Eisenbach was born in Nowy Sącz in Galicia (Austrian Poland) in 1906. Lack of funds forced him to withdraw from a teachers’ course at the Jewish Educational Seminary in Vilna, but he was eventually accepted into a Warsaw University seminar led by Marceli Handelsman, himself of Jewish origin and the doyen of Polish nineteenth-century historians. Unable to find a job at a university, Eisenbach worked in the offices of the Jewish Society for the Protection of Health (Towarzystwo Ochrony Zdrowia Ludności Żydowskiej w Polsce; TOZ) and continued his historical research. He was influenced primarily by the Marxist school of Jewish historians, in particular by Raphael Mahler and Emanuel Ringelblum (whose sister he married). Eisenbach was an active member of the Yunger Historiker Krayz (Young Historians Circle) founded by Mahler and Ringelblum.

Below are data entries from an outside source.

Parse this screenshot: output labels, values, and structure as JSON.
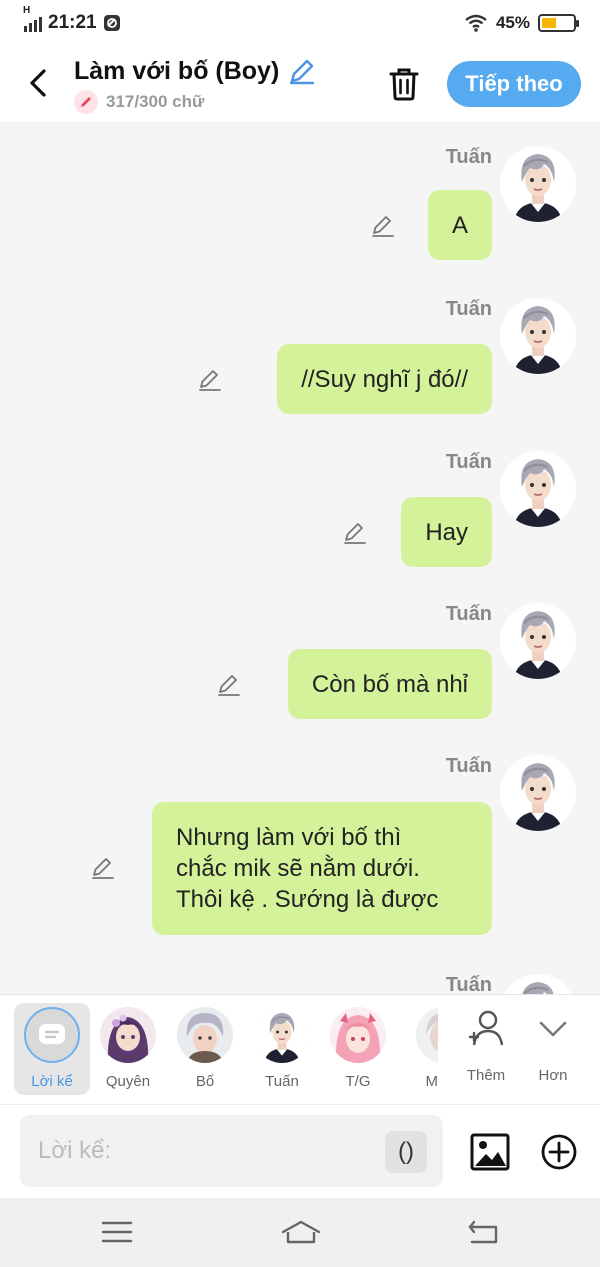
{
  "status_bar": {
    "time": "21:21",
    "network": "H",
    "battery": "45%",
    "battery_level": 0.45
  },
  "header": {
    "title": "Làm với bố (Boy)",
    "word_count": "317/300 chữ",
    "next_label": "Tiếp theo"
  },
  "messages": [
    {
      "sender": "Tuấn",
      "text": "A"
    },
    {
      "sender": "Tuấn",
      "text": "//Suy nghĩ j đó//"
    },
    {
      "sender": "Tuấn",
      "text": "Hay"
    },
    {
      "sender": "Tuấn",
      "text": "Còn bố mà nhỉ"
    },
    {
      "sender": "Tuấn",
      "lines": [
        "Nhưng làm với bố thì",
        "chắc mik sẽ nằm dưới.",
        "Thôi kệ . Sướng là được"
      ]
    },
    {
      "sender": "Tuấn"
    }
  ],
  "characters": [
    {
      "label": "Lời kể"
    },
    {
      "label": "Quyên"
    },
    {
      "label": "Bố"
    },
    {
      "label": "Tuấn"
    },
    {
      "label": "T/G"
    },
    {
      "label": "M"
    }
  ],
  "char_actions": {
    "add_label": "Thêm",
    "more_label": "Hơn"
  },
  "composer": {
    "placeholder": "Lời kể:",
    "paren_label": "()"
  },
  "colors": {
    "accent": "#56aaf0",
    "bubble": "#d3f29a"
  }
}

Eisenbach spent World War II in the Soviet Union, but his wife and child were trapped in Buczacz, where they were murdered by the Nazis in 1942. After his return to Poland in May 1946, he worked at the Central Historical Commission of the Central Committee of Polish Jews. When the Jewish Historical Institute was established later that year, he was appointed head of its archives, and subsequently became a researcher. In the decade following the war, Eisenbach devoted himself entirely to studying the Holocaust. Later he gradually returned to the theme that he had devoted himself to before the war—Jewish emancipation in the first half of the nineteenth century. In 1966, he became a member of the Committee for the Historical Sciences at the Polish Academy of Sciences and was awarded the title of professor. In the same year, he was appointed director of the Jewish Historical Institute.
In 1968, Eisenbach was forced to resign his latter position, and retained only his title at the Polish Academy of Sciences. He decided not to emigrate and in the following years produced a series of monographs on Polish Jewish problems in the first half of the nineteenth century, research that formed the essential basis for future work on this subject. He also continued to work on Holocaust themes, editing Ringelblum’s diary and essay on Polish–Jewish relations. In his last years, he moved to Israel, where he had a nephew and where, active as ever, he worked on an account of Polish–Jewish relations in the nineteenth century.
Artur Eisenbach, “Jewish Historiography in Interwar Poland,” in The Jews of Poland between Two World Wars, by Yisrael Gutman, Ezra Mendelsohn, Jehuda Reinharz, and Chone Shmeruk (Waltham, Mass., 1988), pp. 453–493; Philip Friedman, “Polish-Jewish Historiography between the Two Wars,” Jewish Social Studies 11 (1949): 373–408; Antony Polonsky, “Foreword: Artur Eisenbach and Polish-Jewish History,” in Artur Eisenbach, The Emancipation of the Jews in Poland (Oxford, 1991), xiii–xxvii; Antony Polonsky, “Artur Eisenbach a historia polsko-żydowska,” Biuletyn Żydowskiego Instytutu Historycznego, no. 164 (1992): 3–18.